1. Introducción
Throughout his text Immunitas. Protection and negation of life (2002), Roberto Esposito1 proposes the immune paradigm as a hermeneutic key to understanding our present. Indeed, it suggests that the category of immunity acquires greater interpretative value because it is capable of transversally cutting specific languages and redirecting them to the same horizon of meaning (cf.: Esposito: 2002, p. 3).
In this way, immunity is presented in apparently heterogeneous planes such as the fight against a virus, a discourse that has been strongly embodied in the recent outbreak of Covid-19 that gave rise to the pandemic that began in 2019 and has not yet ended, the opposition to the request for the extradition of a head of state accused of human rights violations, Esposito thinks of the example of the Chilean dictator Pinochet, the reinforcement of the borders to prevent clandestine immigration, the computer viruses that have recently been put in check to more than one international company making it lose millions of dollars. Only in Latin America can we think of the cyberattacks against Mercado Libre, the bank BR Partners, etc. Therefore, Esposito maintains, the horizon of meaning to which all these security practices that seek to restore order in the face of risk lead are intertwined in the immune paradigm.
Thus, a first approach to the concept of immunity is to understand it as the requirement to rebuild a balance that has previously been broken. However, in political terms we must say that the community forms that have occurred throughout history have had an immune system. In other words, and to say it with Esposito, it is not possible to think of some kind of community that dispenses with all immunity.
Now, if this is so, what is the characteristic of our present? Why resort to the immune paradigm as an interpretative key to our present if it can be extended as an analysis throughout history?
2. Immunity and the risk of contagion
From the examples we have taken from Esposito, we can be sure of one thing: both a disease and a violent intrusion, whether on the level of the individual or the common, always occurs in the realm of the body. The body is the place where the threat is located, but the body is also the limit between the interior and the exterior, between the individual and the common (cf.: Esposito: 2002, p. 4).
Immunity is, then, the response to the intrusion of something that penetrates our body from the outside —individual and/or collective— and transforms it, alters it, modifies it, corrupts it. Now, while it is true that communities have always given their own immune forms to protect themselves, it is also true that the characteristic of our contemporary times is the fear of contagion from an evil that can spread through all the ganglia of life. It is no longer a precise, punctual attack, but the fear of contamination that puts the whole body at risk of devastation. The fear of contamination, of contagion, the accelerated and generalized nature of the disease in the body at the same time, is what confers a special requirement on immunization.

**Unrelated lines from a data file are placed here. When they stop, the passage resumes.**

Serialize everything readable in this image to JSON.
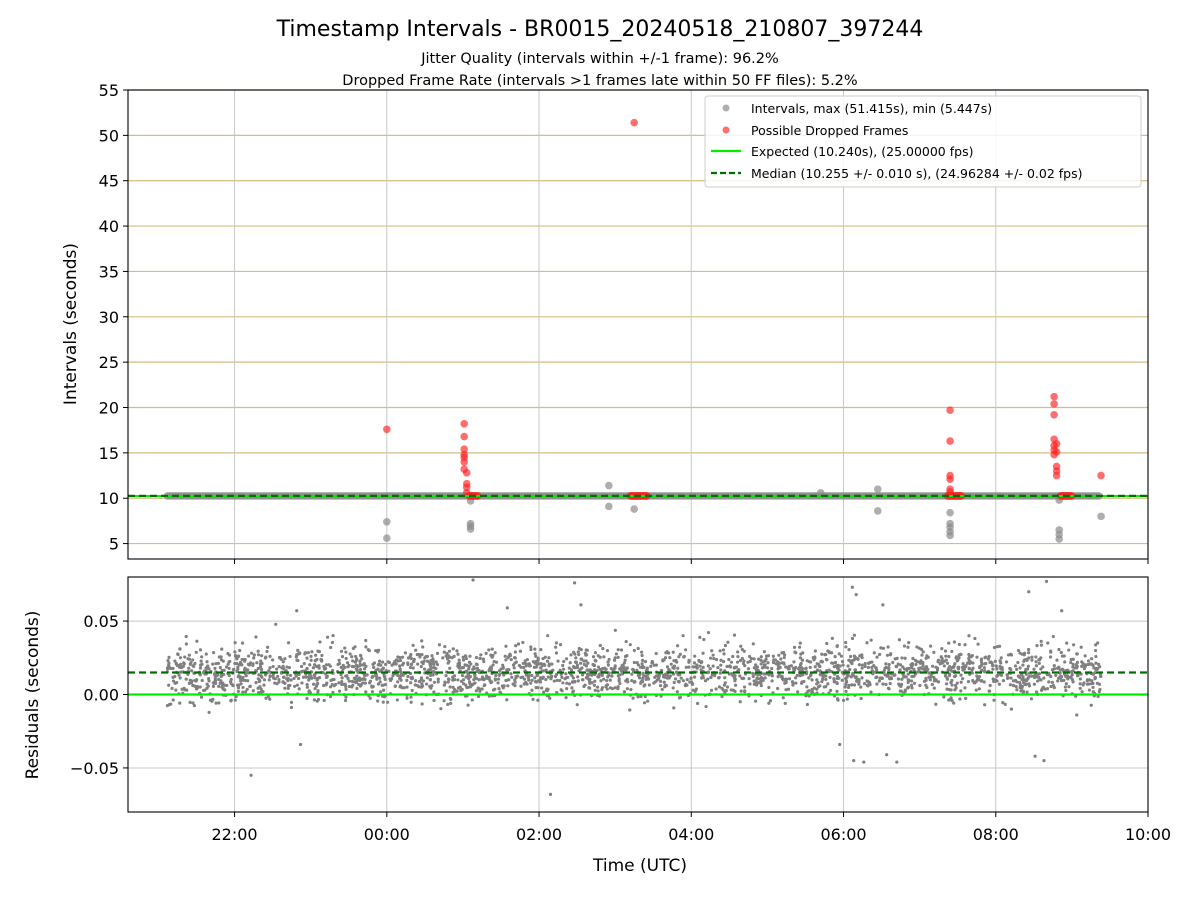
{
  "chart_data": [
    {
      "type": "scatter",
      "title": "Timestamp Intervals - BR0015_20240518_210807_397244",
      "subtitle_1": "Jitter Quality (intervals within +/-1 frame): 96.2%",
      "subtitle_2": "Dropped Frame Rate (intervals >1 frames late within 50 FF files): 5.2%",
      "xlabel": "",
      "ylabel": "Intervals (seconds)",
      "xlim_hours": [
        -3.4,
        10.0
      ],
      "ylim": [
        3.3,
        55
      ],
      "yticks": [
        5,
        10,
        15,
        20,
        25,
        30,
        35,
        40,
        45,
        50,
        55
      ],
      "grid": "on",
      "legend_position": "top-right",
      "colors": {
        "intervals": "#8c8c8c",
        "dropped": "#ff2020",
        "expected": "#00ee00",
        "median": "#007000",
        "hgrid": "#d4be82",
        "vgrid": "#c8c8c8"
      },
      "legend": [
        "Intervals, max (51.415s), min (5.447s)",
        "Possible Dropped Frames",
        "Expected (10.240s), (25.00000 fps)",
        "Median (10.255 +/- 0.010 s), (24.96284 +/- 0.02 fps)"
      ],
      "expected_value": 10.24,
      "median_value": 10.255,
      "interval_baseline": {
        "value": 10.25,
        "x_start": "21:07",
        "x_end": "09:23"
      },
      "series": [
        {
          "name": "Intervals, max (51.415s), min (5.447s)",
          "points": [
            [
              "00:00",
              7.4
            ],
            [
              "00:00",
              5.6
            ],
            [
              "01:06",
              7.2
            ],
            [
              "01:06",
              6.9
            ],
            [
              "01:06",
              6.6
            ],
            [
              "01:06",
              9.7
            ],
            [
              "02:55",
              11.4
            ],
            [
              "02:55",
              9.1
            ],
            [
              "03:15",
              8.8
            ],
            [
              "06:27",
              11.0
            ],
            [
              "06:27",
              8.6
            ],
            [
              "05:42",
              10.6
            ],
            [
              "07:24",
              8.4
            ],
            [
              "07:24",
              7.2
            ],
            [
              "07:24",
              6.8
            ],
            [
              "07:24",
              6.3
            ],
            [
              "07:24",
              5.9
            ],
            [
              "08:50",
              9.8
            ],
            [
              "08:50",
              6.5
            ],
            [
              "08:50",
              6.0
            ],
            [
              "08:50",
              5.5
            ],
            [
              "09:23",
              8.0
            ]
          ]
        },
        {
          "name": "Possible Dropped Frames",
          "points": [
            [
              "00:00",
              17.6
            ],
            [
              "03:15",
              51.4
            ],
            [
              "09:23",
              12.5
            ],
            [
              "01:01",
              18.2
            ],
            [
              "01:01",
              16.8
            ],
            [
              "01:01",
              15.4
            ],
            [
              "01:01",
              14.8
            ],
            [
              "01:01",
              14.5
            ],
            [
              "01:01",
              14.0
            ],
            [
              "01:01",
              13.2
            ],
            [
              "01:03",
              12.8
            ],
            [
              "01:03",
              11.6
            ],
            [
              "01:03",
              11.2
            ],
            [
              "01:03",
              10.6
            ],
            [
              "07:24",
              19.7
            ],
            [
              "07:24",
              16.3
            ],
            [
              "07:24",
              12.5
            ],
            [
              "07:24",
              12.1
            ],
            [
              "07:24",
              11.0
            ],
            [
              "07:24",
              10.7
            ],
            [
              "08:46",
              21.2
            ],
            [
              "08:46",
              20.4
            ],
            [
              "08:46",
              19.2
            ],
            [
              "08:46",
              16.5
            ],
            [
              "08:46",
              15.8
            ],
            [
              "08:46",
              15.3
            ],
            [
              "08:46",
              14.8
            ],
            [
              "08:48",
              16.0
            ],
            [
              "08:48",
              15.1
            ],
            [
              "08:48",
              13.5
            ],
            [
              "08:48",
              13.0
            ],
            [
              "08:48",
              12.5
            ]
          ],
          "clusters_at_baseline": [
            {
              "value": 10.25,
              "x_start": "01:05",
              "x_end": "01:12"
            },
            {
              "value": 10.25,
              "x_start": "03:12",
              "x_end": "03:25"
            },
            {
              "value": 10.25,
              "x_start": "07:22",
              "x_end": "07:33"
            },
            {
              "value": 10.25,
              "x_start": "08:51",
              "x_end": "09:00"
            }
          ]
        },
        {
          "name": "Expected (10.240s), (25.00000 fps)",
          "line_value": 10.24
        },
        {
          "name": "Median (10.255 +/- 0.010 s), (24.96284 +/- 0.02 fps)",
          "line_value": 10.255
        }
      ]
    },
    {
      "type": "scatter",
      "title": "",
      "xlabel": "Time (UTC)",
      "ylabel": "Residuals (seconds)",
      "xlim_hours": [
        -3.4,
        10.0
      ],
      "ylim": [
        -0.08,
        0.08
      ],
      "yticks": [
        0.05,
        0.0,
        -0.05
      ],
      "ytick_labels": [
        "0.05",
        "0.00",
        "−0.05"
      ],
      "xticks": [
        "22:00",
        "00:00",
        "02:00",
        "04:00",
        "06:00",
        "08:00",
        "10:00"
      ],
      "xtick_hours": [
        -2,
        0,
        2,
        4,
        6,
        8,
        10
      ],
      "grid": "on",
      "colors": {
        "residuals": "#808080",
        "expected": "#00ee00",
        "median": "#007000",
        "grid": "#c8c8c8"
      },
      "expected_value": 0.0,
      "median_value": 0.015,
      "residuals_summary": {
        "x_start": "21:07",
        "x_end": "09:23",
        "approx_points": 2600,
        "center": 0.015,
        "spread_sd": 0.009
      },
      "residual_outliers": [
        [
          "21:17",
          0.031
        ],
        [
          "22:13",
          -0.055
        ],
        [
          "22:49",
          0.057
        ],
        [
          "22:52",
          -0.034
        ],
        [
          "01:08",
          0.078
        ],
        [
          "01:35",
          0.059
        ],
        [
          "02:09",
          -0.068
        ],
        [
          "02:28",
          0.076
        ],
        [
          "02:33",
          0.061
        ],
        [
          "05:57",
          -0.034
        ],
        [
          "06:08",
          -0.045
        ],
        [
          "06:16",
          -0.046
        ],
        [
          "06:34",
          -0.041
        ],
        [
          "06:42",
          -0.046
        ],
        [
          "06:07",
          0.073
        ],
        [
          "06:10",
          0.068
        ],
        [
          "06:31",
          0.061
        ],
        [
          "08:26",
          0.07
        ],
        [
          "08:31",
          -0.042
        ],
        [
          "08:38",
          -0.045
        ],
        [
          "08:40",
          0.077
        ],
        [
          "08:52",
          0.057
        ]
      ]
    }
  ]
}
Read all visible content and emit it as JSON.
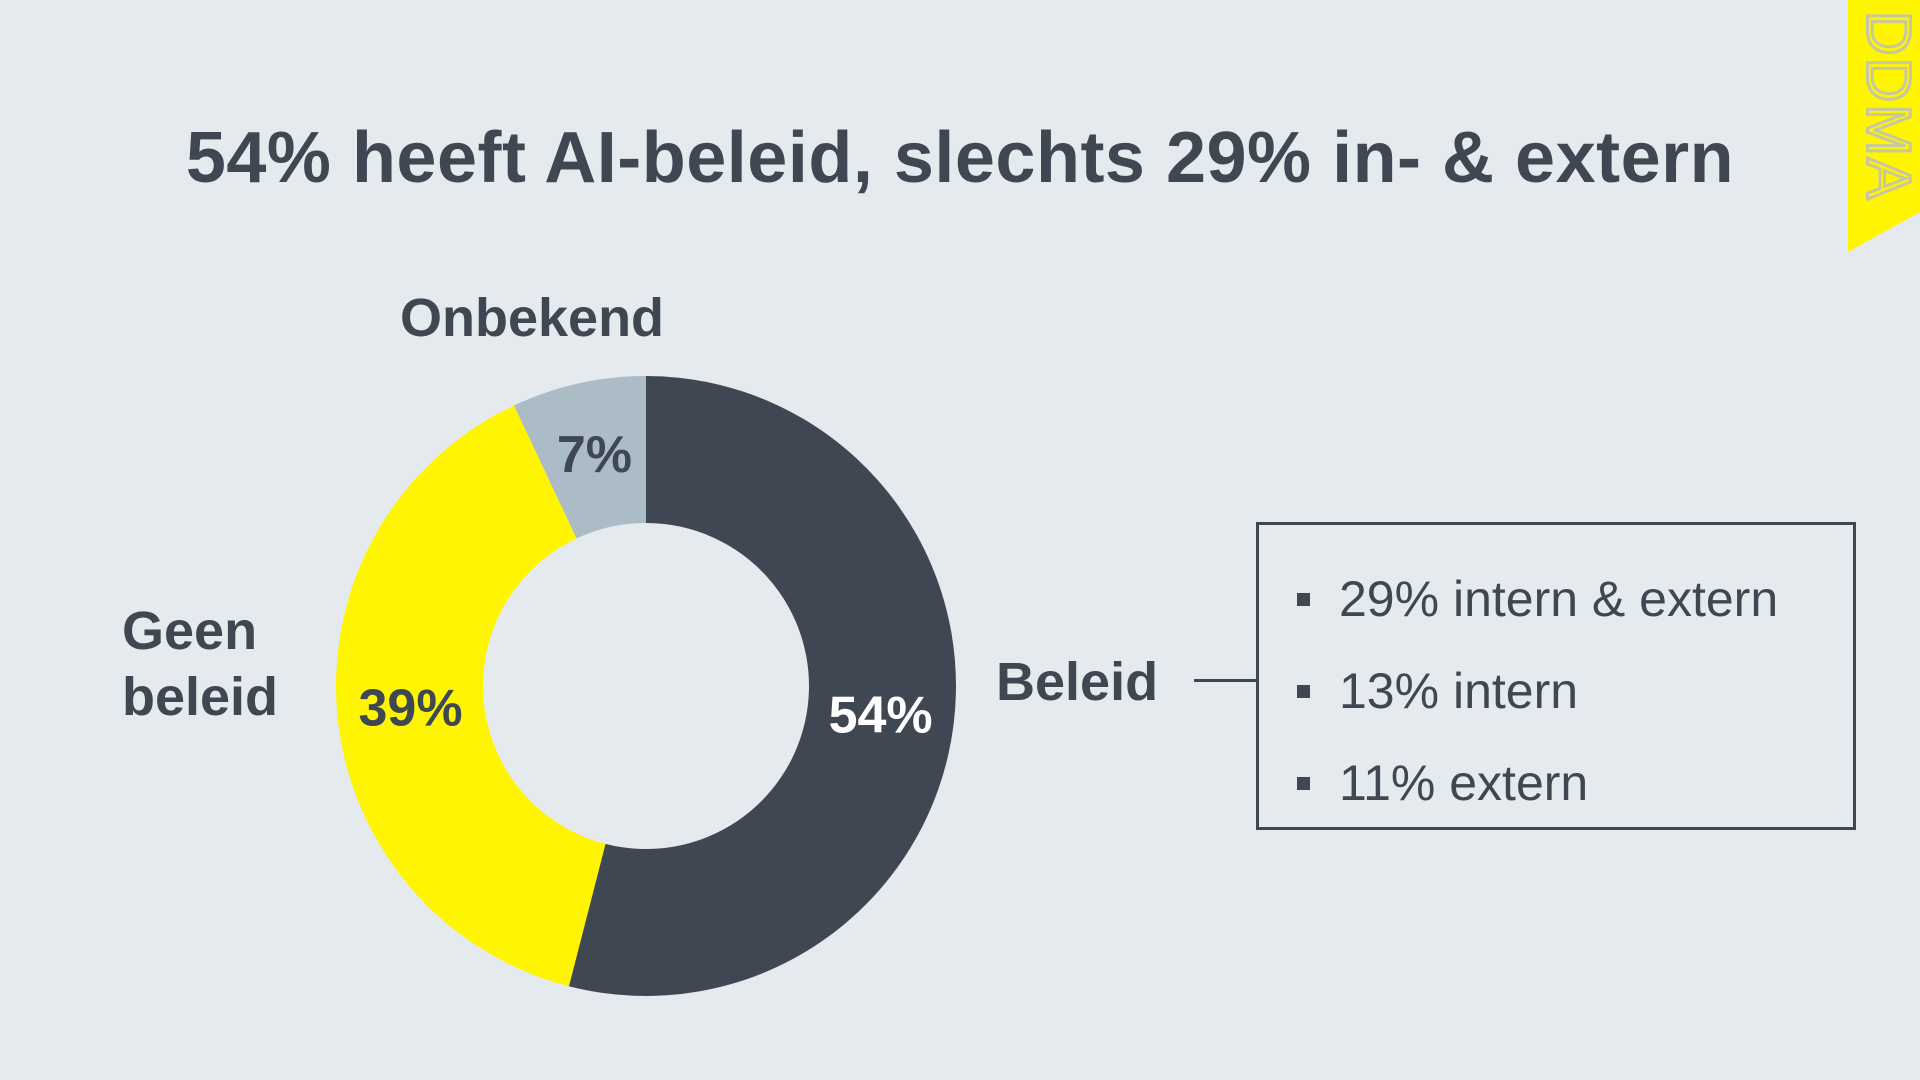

This is the reason why Esposito explains immune modernity in two stages or two moments, without this implying the exclusion of one by the other. In philosophical-political terms, the first modernity is the one that was born with Hobbes and is understood as the elaboration of conditions of refractoriness of the body to eliminate disease. It is enough to think of the Hobbesian model proposed in Leviathan, in which it is clearly evident that what concerns the author of the s. xvii is the chaos, the civil war understood as disease, and not the excess of order. For Hobbes the dilemma is Leviathan or anarchy and, put in bio-medical terms, it is important to neutralize or eliminate all possibility of the disease; if this does not work, the death of politics follows.
Between the s. xviii and xix, science has made substantial advances in terms of the passage that Esposito points out between a natural immunity and an acquired immunity that characterizes this second modernity. Indeed, Jenner’s discovery of the smallpox vaccine or Koch and Pasteur’s experiments open up a new stage in the hands of medical bacteriology that completely changes the meaning of the concepts of disease and cure. To put it clearly, Esposito maintains that it is about the passage from a passive condition to an active condition in which non-lethal doses of the evil from which they want to preserve it are introduced into the body.
Esposito affirms that if for Hobbes it was about eradicating the disease, in the sense of at least momentary elimination, in this new conceptualization of immunity; it is about introducing the infection in an attenuated and preventive way.
The passage within modernity put in terms of natural immunity to acquired immunity generates some effects of meaning that are interesting to explain. In the first place, acquired immunity appears as the reaction of a force that is inoculated to prevent another force from developing. Secondly, this immunity mechanism assumes the existence of the disease that it must counteract.